Below is Conrad’s full letter to employees:

Team,

Nearly 18 years ago, in May of 2007, I stepped onto the stage at SFMOMA to launch Pandora for Sonos to an audience of tech journalists. I was 37 years old and my love of Sonos was in its earliest days. Over the decade that immediately followed, and through many ups and downs, we built Pandora into a streaming phenomenon. In those same years Sonos became the most beloved way to enjoy music throughout my home and millions of others.

Eight years ago, I was honored to be asked to join the Sonos board. Five months ago, as the team worked through the app recovery, I was lucky enough to get to know a wider swath of you personally – and to see firsthand your dedication to setting things right.

Last week, I was asked to step in as interim CEO.

Perhaps the most important thing for you to know today is that I’m here because I love this company, this product family and this brand. For nearly two decades, I’ve listened to music throughout my home on Sonos every day. In the last decade, I’ve binged every streaming phenomenon with dazzling surround from our Sonos soundbars. In recent years and when I was traveling, it was a Sonos Roam that made its way into my backpack. These days, every night I’m careful not to wake my sleeping family by watching audio-swapped television on my Sonos Ace.

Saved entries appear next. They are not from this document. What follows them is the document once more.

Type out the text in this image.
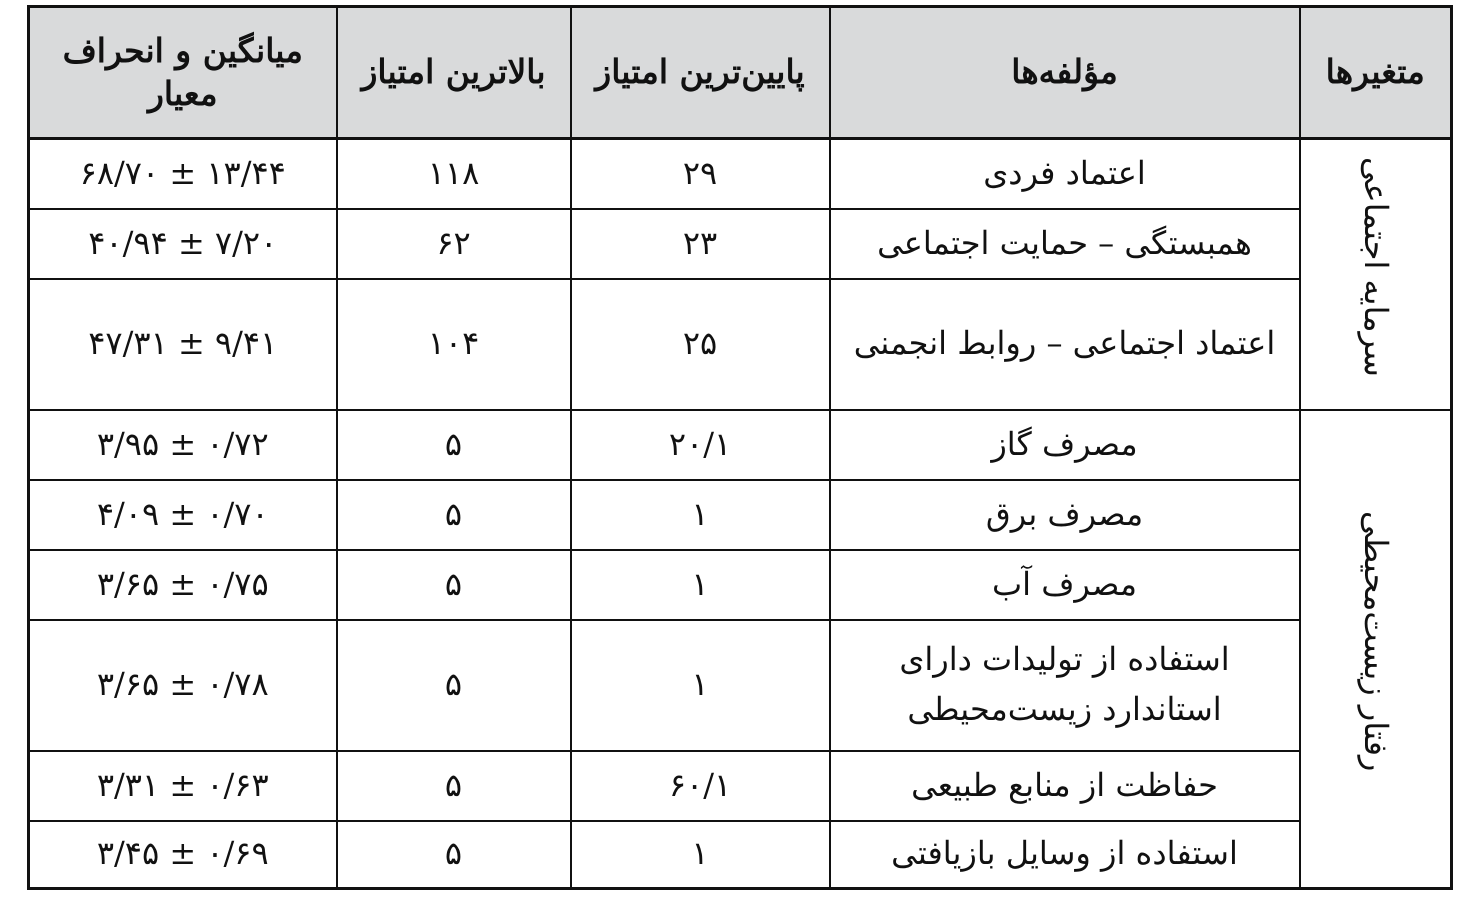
میانگین و انحراف معیار	بالاترین امتیاز	پایین‌ترین امتیاز	مؤلفه‌ها	متغیرها
۶۸/۷۰ ± ۱۳/۴۴	۱۱۸	۲۹	اعتماد فردی	سرمایه اجتماعی
۴۰/۹۴ ± ۷/۲۰	۶۲	۲۳	همبستگی – حمایت اجتماعی	
۴۷/۳۱ ± ۹/۴۱	۱۰۴	۲۵	اعتماد اجتماعی – روابط انجمنی	
۳/۹۵ ± ۰/۷۲	۵	۲۰/۱	مصرف گاز	رفتار زیست‌محیطی
۴/۰۹ ± ۰/۷۰	۵	۱	مصرف برق	
۳/۶۵ ± ۰/۷۵	۵	۱	مصرف آب	
۳/۶۵ ± ۰/۷۸	۵	۱	استفاده از تولیدات دارای استاندارد زیست‌محیطی	
۳/۳۱ ± ۰/۶۳	۵	۶۰/۱	حفاظت از منابع طبیعی	
۳/۴۵ ± ۰/۶۹	۵	۱	استفاده از وسایل بازیافتی	
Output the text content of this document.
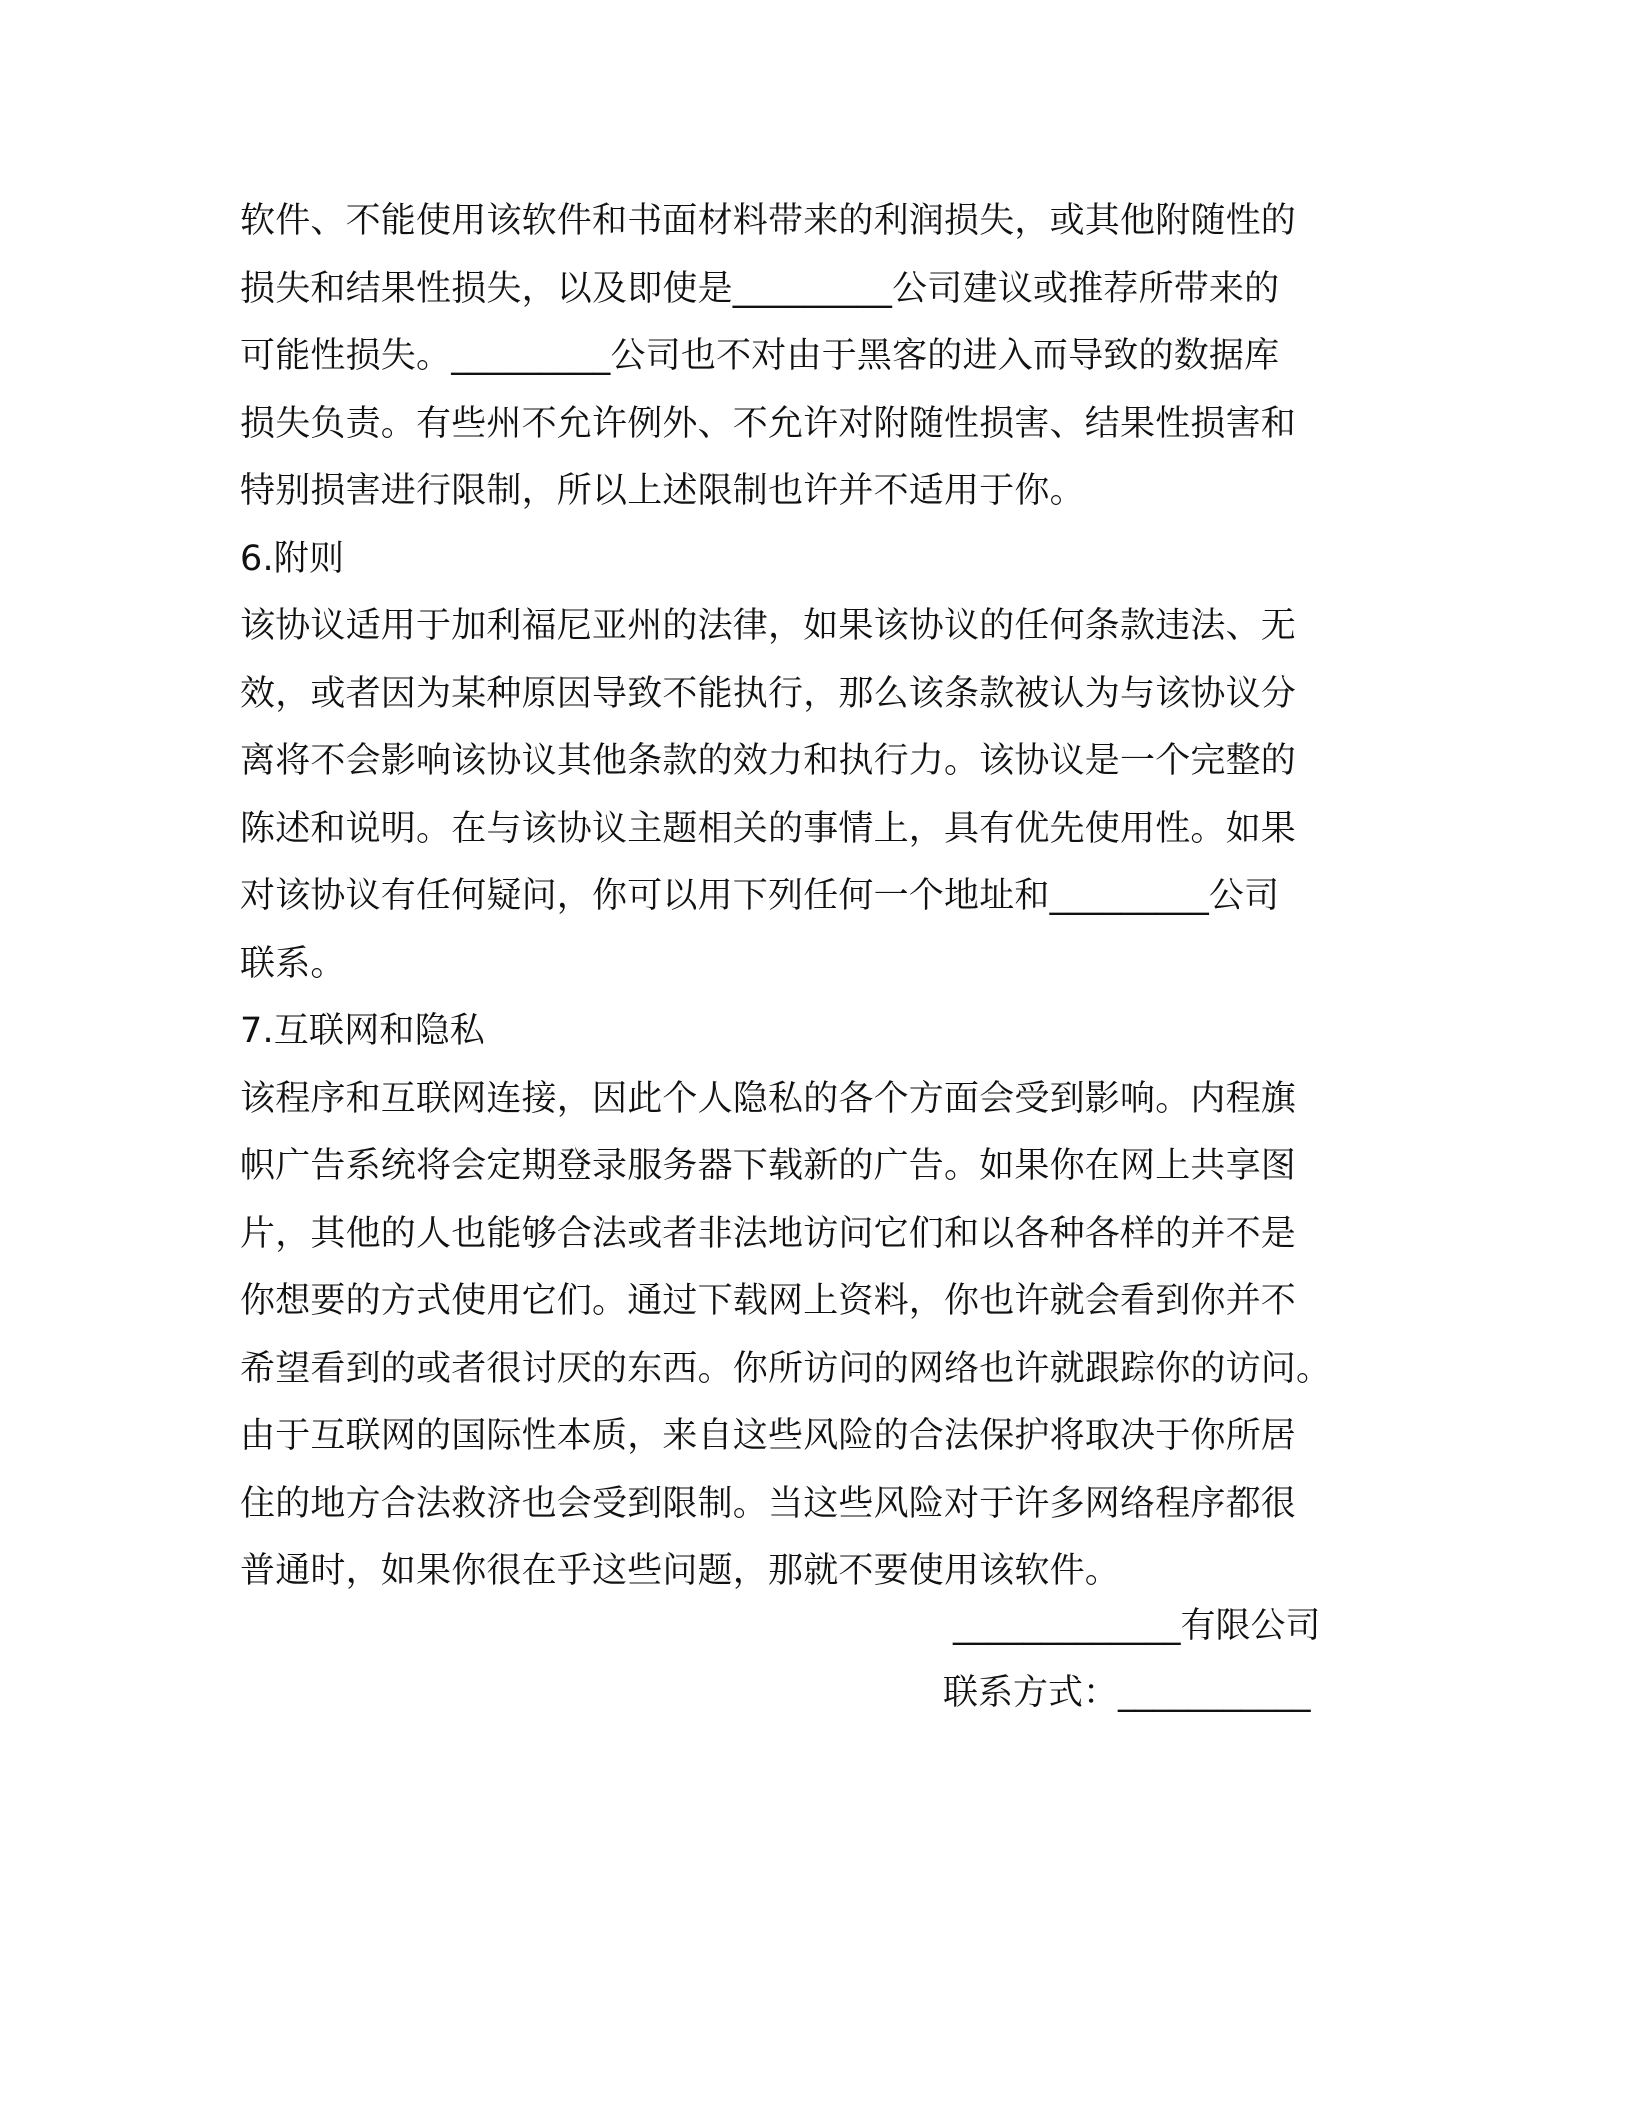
软件、不能使用该软件和书面材料带来的利润损失，或其他附随性的
损失和结果性损失，以及即使是_________公司建议或推荐所带来的
可能性损失。_________公司也不对由于黑客的进入而导致的数据库
损失负责。有些州不允许例外、不允许对附随性损害、结果性损害和
特别损害进行限制，所以上述限制也许并不适用于你。
6.附则
该协议适用于加利福尼亚州的法律，如果该协议的任何条款违法、无
效，或者因为某种原因导致不能执行，那么该条款被认为与该协议分
离将不会影响该协议其他条款的效力和执行力。该协议是一个完整的
陈述和说明。在与该协议主题相关的事情上，具有优先使用性。如果
对该协议有任何疑问，你可以用下列任何一个地址和_________公司
联系。
7.互联网和隐私
该程序和互联网连接，因此个人隐私的各个方面会受到影响。内程旗
帜广告系统将会定期登录服务器下载新的广告。如果你在网上共享图
片，其他的人也能够合法或者非法地访问它们和以各种各样的并不是
你想要的方式使用它们。通过下载网上资料，你也许就会看到你并不
希望看到的或者很讨厌的东西。你所访问的网络也许就跟踪你的访问。
由于互联网的国际性本质，来自这些风险的合法保护将取决于你所居
住的地方合法救济也会受到限制。当这些风险对于许多网络程序都很
普通时，如果你很在乎这些问题，那就不要使用该软件。
_____________有限公司
联系方式：___________
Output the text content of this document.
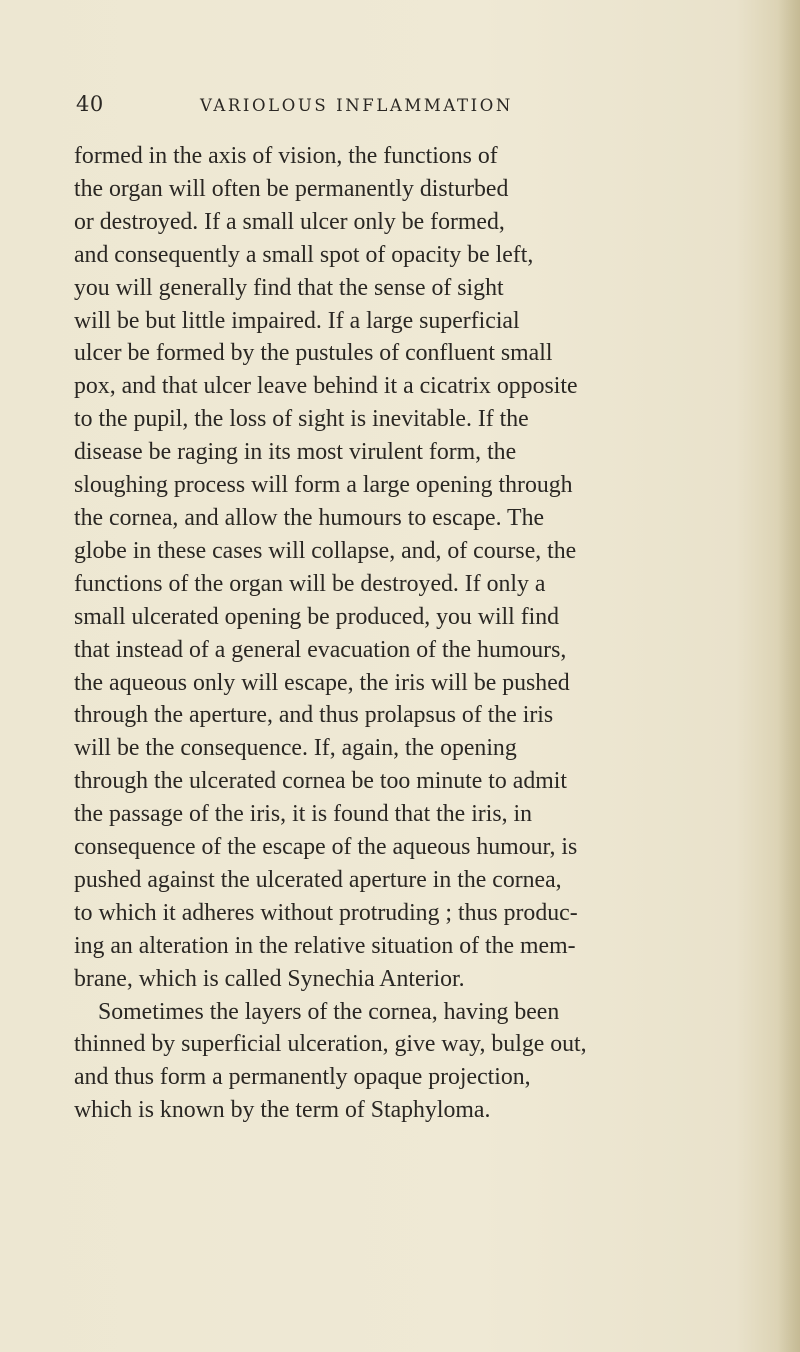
40	VARIOLOUS INFLAMMATION
formed in the axis of vision, the functions of
the organ will often be permanently disturbed
or destroyed. If a small ulcer only be formed,
and consequently a small spot of opacity be left,
you will generally find that the sense of sight
will be but little impaired. If a large superficial
ulcer be formed by the pustules of confluent small
pox, and that ulcer leave behind it a cicatrix opposite
to the pupil, the loss of sight is inevitable. If the
disease be raging in its most virulent form, the
sloughing process will form a large opening through
the cornea, and allow the humours to escape. The
globe in these cases will collapse, and, of course, the
functions of the organ will be destroyed. If only a
small ulcerated opening be produced, you will find
that instead of a general evacuation of the humours,
the aqueous only will escape, the iris will be pushed
through the aperture, and thus prolapsus of the iris
will be the consequence. If, again, the opening
through the ulcerated cornea be too minute to admit
the passage of the iris, it is found that the iris, in
consequence of the escape of the aqueous humour, is
pushed against the ulcerated aperture in the cornea,
to which it adheres without protruding ; thus produc-
ing an alteration in the relative situation of the mem-
brane, which is called Synechia Anterior.
Sometimes the layers of the cornea, having been
thinned by superficial ulceration, give way, bulge out,
and thus form a permanently opaque projection,
which is known by the term of Staphyloma.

I know as well as anyone the incredible power of what we can do. A Sonos Move was playing in the delivery room when my daughter (11 months just last week!) was born. Sonos provides a similar soundtrack for millions of lives throughout the world every single day. When it all works, it’s absolute magic.

It’s also true that when it doesn’t work, our customers are taken out of the moment and are right to feel that we’ve let them down. I think we’ll all agree that this year we’ve let far too many people down. As we’ve seen, getting some important things right (Arc Ultra and Ace are remarkable products!) is just not enough when our customers’ alarms don’t go off, their kids can’t hear their playlist during breakfast, their surrounds don’t fire, or they can’t pause the music in time to answer the buzzing doorbell.

I’m here to get us back on track. But is getting back on track enough?

I think the answer is clearly no. Getting back to basics is necessary, but clearly not enough to unlock the future we all envision for Sonos. So as delighted as I’ll be when every Sonos customer I meet tells me “You work at Sonos!? I love my Sonos!”, what really gets me up in the morning is the idea that we can expand the Sonos platform well beyond “out loud audio at home.”

I’ve heard from many of you about your own frustrations about how far we’ve drifted from our shared ideals. There’s a tremendous amount of work in front of us, including what I’m sure will be some very challenging moments, decisions, and trade-offs, but I’m energized by the passion I see all around me for doing right by our customers and getting back to the innovation that is at the heart of Sonos’ incredible history.

While I’m here today as “interim” CEO, please make no mistake: I’m here to move us forward. This is not a time for Sonos to be stuck in limbo. I’ve relocated to Santa Barbara and my family will join me here shortly. I’m in the office today and for as long as the job is mine. I’m counting on your help in making today the first day in our collective future. I’ll greet you all live tomorrow (see calendars for the meeting invite). It will be recorded and shared with those who aren’t able to attend. I’ll also be visiting our offices outside of California in the coming weeks. I can’t wait to meet all of you and start building towards a new chapter for Sonos.

Onward!

Tom

PS: As you get to know me in the coming weeks and months, you’ll find that I have many of the clichéd interests of an aging technology hipster, including an arm full of tattoos (see also: “Can I tell you about my interest in light roast espresso, vinyl records and Leica photography?”). While all of this rightfully might inspire some eye rolls (including from my wife), I hope it will make at least some of you smile to know that my most prominent tattoo is a pair of Sonos Ace on my left forearm.